Today, storytellers are highly regarded and often highly paid people. They are our screenwriters, commercial writers, playwrights, authors, news reporters, bloggers, radio personalities, and songwriters.
Students connect emotionally to stories. Stories spur students’ curiosity about the world around them, boost creative thinking, and spark interest in the topic.
When you tell students a story of your own experiences, it enables them to privately imagine how they would respond in the same situation without repercussions. Stories give us time to anticipate, contemplate, and process information. No matter where you travel in the world, you will find storytelling. Storytelling is universal.
6. Get Students Involved in Their Own Assessment and Evaluation
What is the student self-assessment? Well, it can be as simple as having your online learners give you a thumbs-up to show their grasp of the lesson and that they are ready to move on to the next step or stage of the activity.
Or, self-assessment can involve an intensive journal writing activity. Depending on the subject, grade level, learning style, and goal of the lesson, self-assessment takes on many different aspects.
Self-assessment in pre-school children may involve asking them to circle a face with a smile or a face with a frown to indicate how they feel about their activity.
On the other hand, college-level self-assessment must dig for a deeper understanding and evaluation by enhancing performance. Self-assessment should promote and allow for self-correction and improvement; otherwise, it may not be beneficial.
Coming from a career teaching high school art, formative assessment is natural and expected. My art students would complete a project and then self-evaluate in four categories; craftsmanship, effort, technical ability, and originality.
Their self-evaluations were then turned in with their projects and taken into consideration when I completed my assessment. The students were honest and often wrote extra thoughts or pertinent information next to their scores. This process gave me insight and connected me to their learning experience in a way that I could not have had otherwise.
Self-assessment is a vital ingredient of formative assessment. In the virtual classroom, formative assessment increases student motivation, achievement, and independence.
The purpose of student self-assessment is to provide feedback that improves performance and offers an opportunity for adjustment and correction.
To enhance your students’ self-assess, provide examples of mastery, so your students get to know what excellent work looks like. Provide your students with the specific vocabulary that will help them evaluate their work.
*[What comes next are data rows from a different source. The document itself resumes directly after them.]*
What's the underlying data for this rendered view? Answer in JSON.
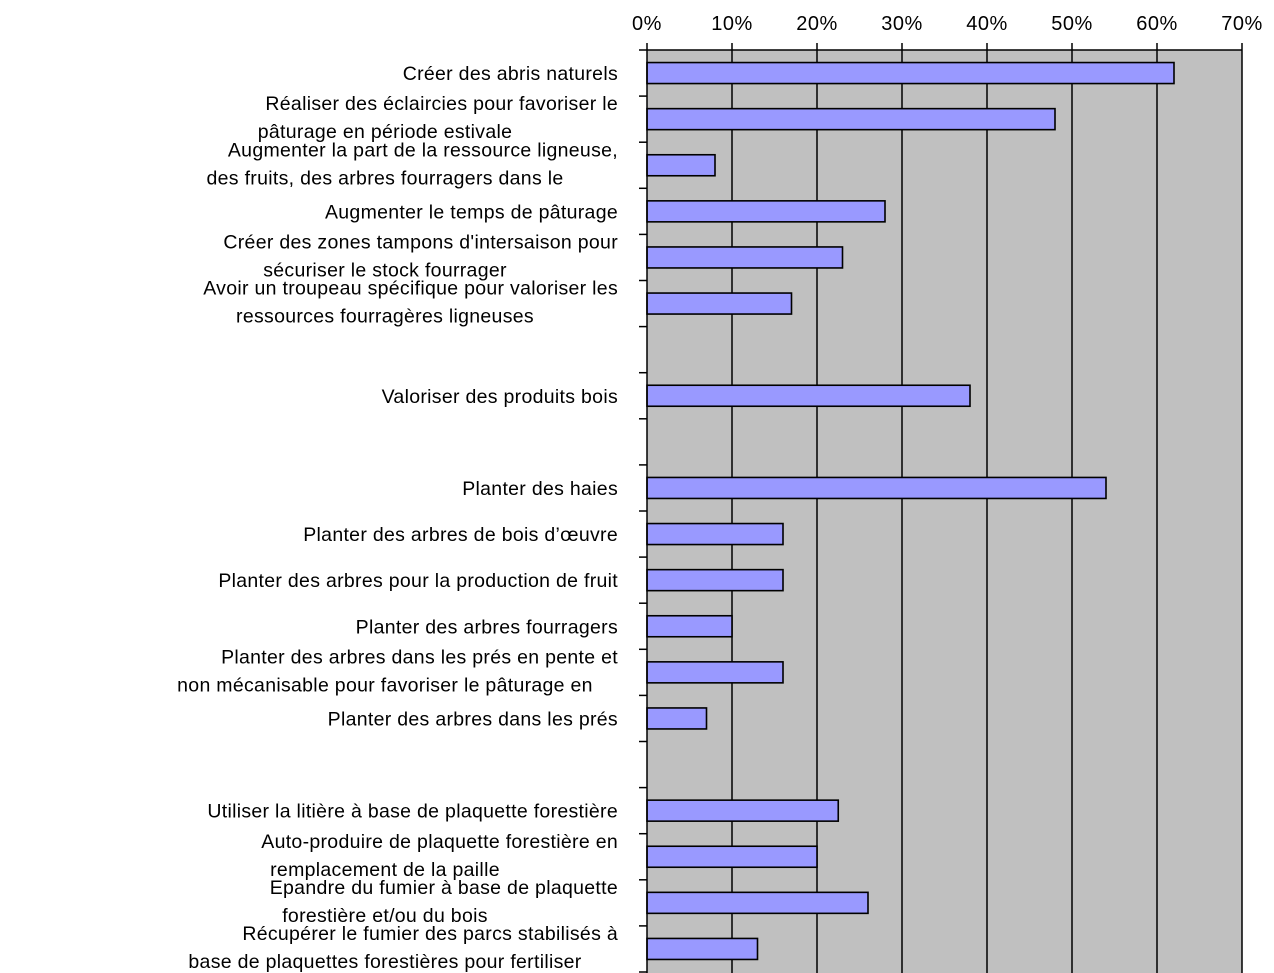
{
  "chart_data": {
    "type": "bar",
    "orientation": "horizontal",
    "xlim": [
      0,
      0.7
    ],
    "x_ticks": [
      "0%",
      "10%",
      "20%",
      "30%",
      "40%",
      "50%",
      "60%",
      "70%"
    ],
    "x_axis_position": "top",
    "grid": true,
    "plot_background": "#c0c0c0",
    "bar_color": "#9999ff",
    "categories": [
      {
        "label": [
          "Créer des abris naturels"
        ],
        "value": 0.62
      },
      {
        "label": [
          "Réaliser des éclaircies pour favoriser le",
          "pâturage en période estivale"
        ],
        "value": 0.48
      },
      {
        "label": [
          "Augmenter la part de la ressource ligneuse,",
          "des fruits, des  arbres fourragers dans le"
        ],
        "value": 0.08
      },
      {
        "label": [
          "Augmenter le temps de pâturage"
        ],
        "value": 0.28
      },
      {
        "label": [
          "Créer des zones tampons d'intersaison pour",
          "sécuriser le stock fourrager"
        ],
        "value": 0.23
      },
      {
        "label": [
          "Avoir un troupeau spécifique pour valoriser les",
          "ressources fourragères ligneuses"
        ],
        "value": 0.17
      },
      {
        "label": [],
        "value": null
      },
      {
        "label": [
          "Valoriser des produits bois"
        ],
        "value": 0.38
      },
      {
        "label": [],
        "value": null
      },
      {
        "label": [
          "Planter des haies"
        ],
        "value": 0.54
      },
      {
        "label": [
          "Planter des arbres de bois d’œuvre"
        ],
        "value": 0.16
      },
      {
        "label": [
          "Planter des arbres pour la production de fruit"
        ],
        "value": 0.16
      },
      {
        "label": [
          "Planter des arbres fourragers"
        ],
        "value": 0.1
      },
      {
        "label": [
          "Planter des arbres dans les prés en pente et",
          "non mécanisable pour favoriser le pâturage en"
        ],
        "value": 0.16
      },
      {
        "label": [
          "Planter des arbres dans les prés"
        ],
        "value": 0.07
      },
      {
        "label": [],
        "value": null
      },
      {
        "label": [
          "Utiliser la litière à base de plaquette forestière"
        ],
        "value": 0.225
      },
      {
        "label": [
          "Auto-produire de plaquette forestière en",
          "remplacement de la paille"
        ],
        "value": 0.2
      },
      {
        "label": [
          "Epandre du fumier à base de plaquette",
          "forestière et/ou du bois"
        ],
        "value": 0.26
      },
      {
        "label": [
          "Récupérer le fumier des parcs stabilisés à",
          "base de plaquettes forestières pour fertiliser"
        ],
        "value": 0.13
      }
    ]
  }
}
Encourage the students to share their voices, give constructive feedback, and treat each other with respect.
In today’s classroom, I can imagine the creative ways teachers could have students present their self-assessments, rather than on a piece of paper.
Use savvy apps and technological tools such as self-assessment question cards, emoji worksheets, exit slips, lesson tweet slips, etc. that could stimulate your students and make the self-assessment process even more intuitive and fun.